NATS Weekly #34

Week of July 4 - 10, 2022

🗞 Announcements, writings, and projects

A short list of announcements, blog posts, projects updates and other news.

⚡Releases

Official releases from NATS repos and others in the ecosystem.

nats.rs - async v0.16.0 and sync v0.22.0
nats.java - v2.15.5
nats.py - v2.1.4

📖 Articles

Blog posts, tutorials, or any other text-based content about NATS.

Distributed Message Streaming in Golang using Nats JetStream - by Ebubekir Yiğit

💬 Discussions

Github Discussions from various NATS repositories.

nats.go - Fetch timeout

💡 Recently asked questions

Questions sourced from Slack, Twitter, or individuals. Responses and examples are in my own words, unless otherwise noted.

What exactly is the $G account?

NATS supports multi-tenancy using accounts. When no accounts are configured, a default account is created called $G along with the $SYS system account. This can be observed on the accountz monitoring endpoint.

Likewise, if JetStream is enabled, you will see the $G directory since stream/consumer data are organized and stored by account.

How can you check if a message has been re-delivered?

For JetStream which provides at-least-once quality of service (QoS), a message will be redelivered if the server doesn’t receive an ACK (or TERM) from the client. This could be due to:

the client fails to process the message within the ack wait duration
the client crashed or had an error while processing the message
the ACK message to the server was dropped due to a connection issue

Every JetStream message has metadata encoded in the reply subject for the server. Each client has a method or function to parse this metadata from a message. The metadata contains the field NumDelivered which indicates the number of times the message has been delivered.

How large of a deduplication window is supported?

Thanks to Brent Dillingham for the question and analysis of what needs to be considered!

Streams can be configured to deduplicate messages when the Nats-Msg-Id header is present. The docs state (emphasis mine):

The default window to track duplicates in is 2 minutes, this can be set on the command line using --dupe-window when creating a stream, though we would caution against large windows.

The takeaways from Brent include:

Write performance may take a hit when the dedupe set is periodically pruned, but only if it’s a unique write; duplicate write detection would be unaffected because the mutex lock isn’t needed
Write performance should otherwise be fairly constant since the Go map lookup is O(log(N)) and insertion is O(1)
Server memory usage will increase
Restoring streams on reboot will take longer because the dedupe data structures have to be rebuilt

So how large can the window be? Ultimately, it is a function of message rate and available server memory. Given a fixed size of memory, if the message rate is low, you can have a larger window.

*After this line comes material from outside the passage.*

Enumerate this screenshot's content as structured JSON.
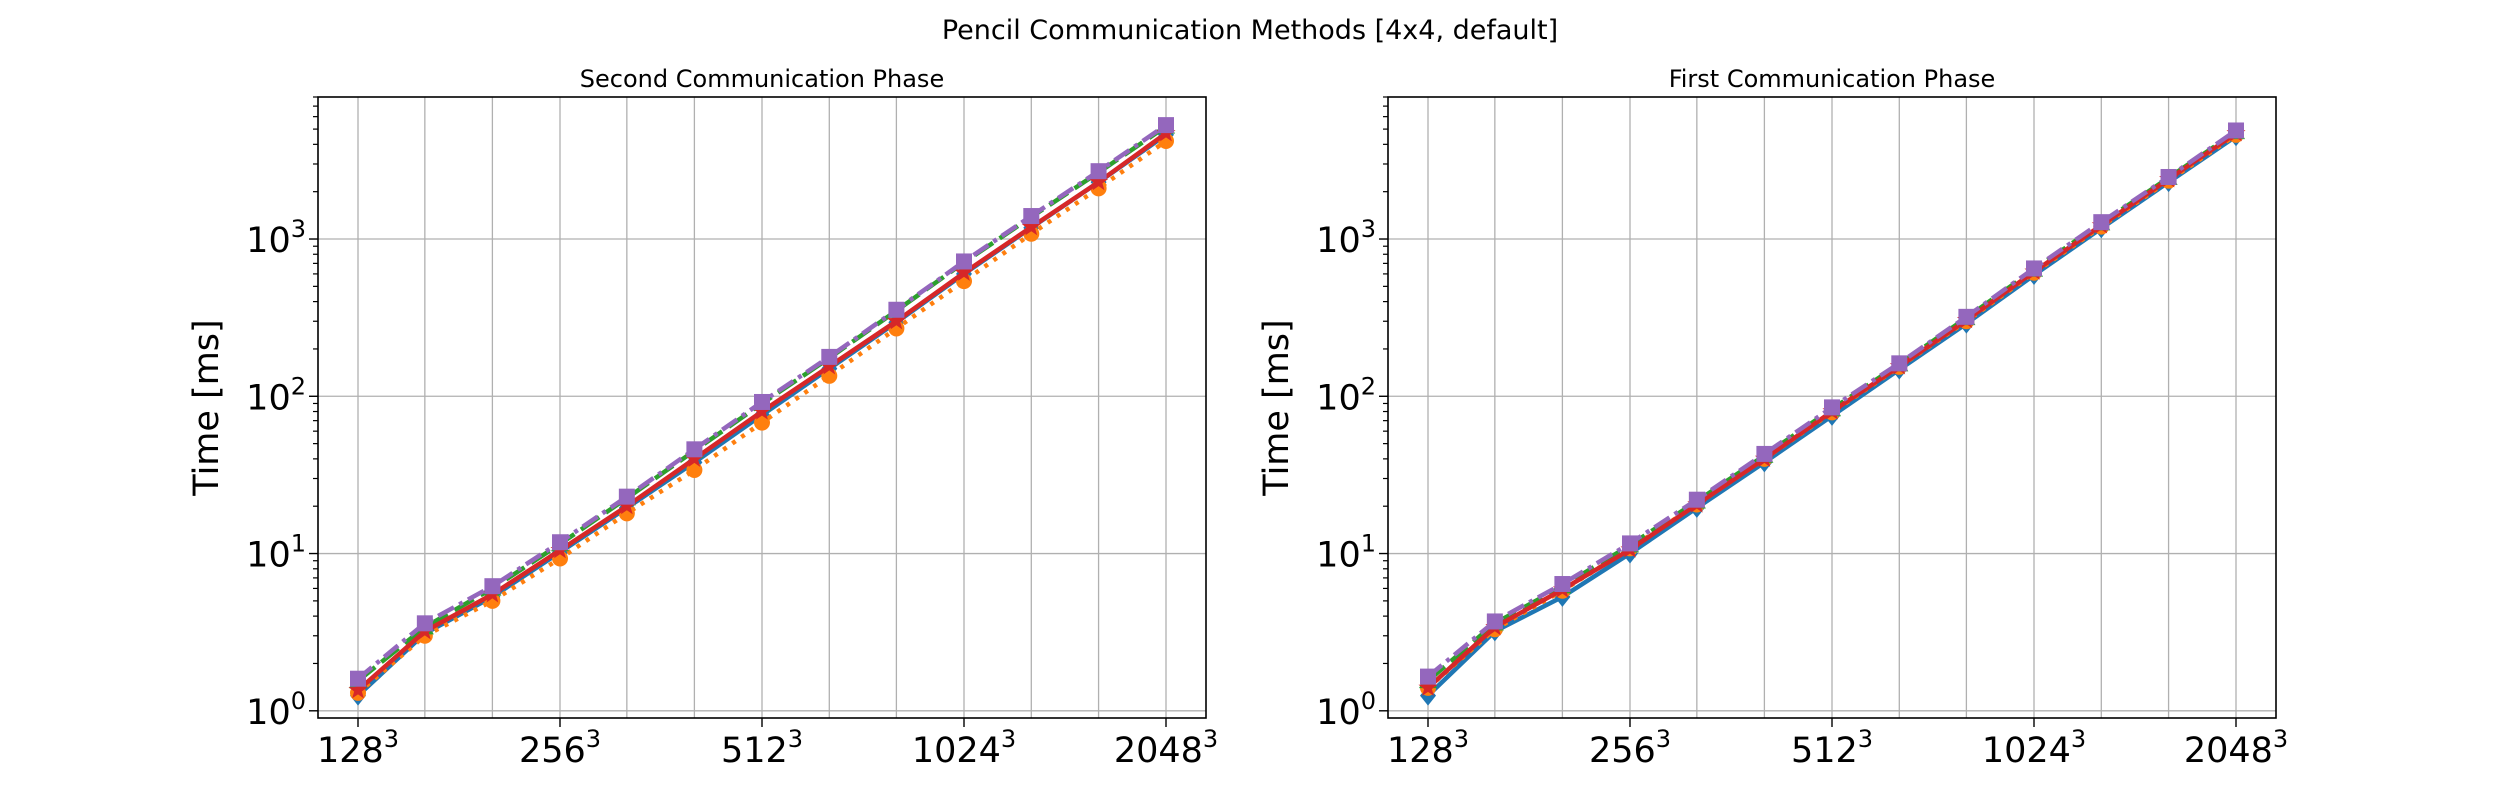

With a high message rate, the memory will grow faster so the window needs to be smaller.

The other consideration is the use case of the stream and/or what are the origin of the published messages being de-duplicated. In other words, ask “how likely is it for a duplicate message to be published after the initial attempt?” If you are simply wanting to handle the case of a retry after a brief network interruption, the default window is likely fine.

However, if the origin of the publish come from some upstream source that itself may contain duplicates (after a long period of time), then you may want to consider an alternative strategy for deduplicating.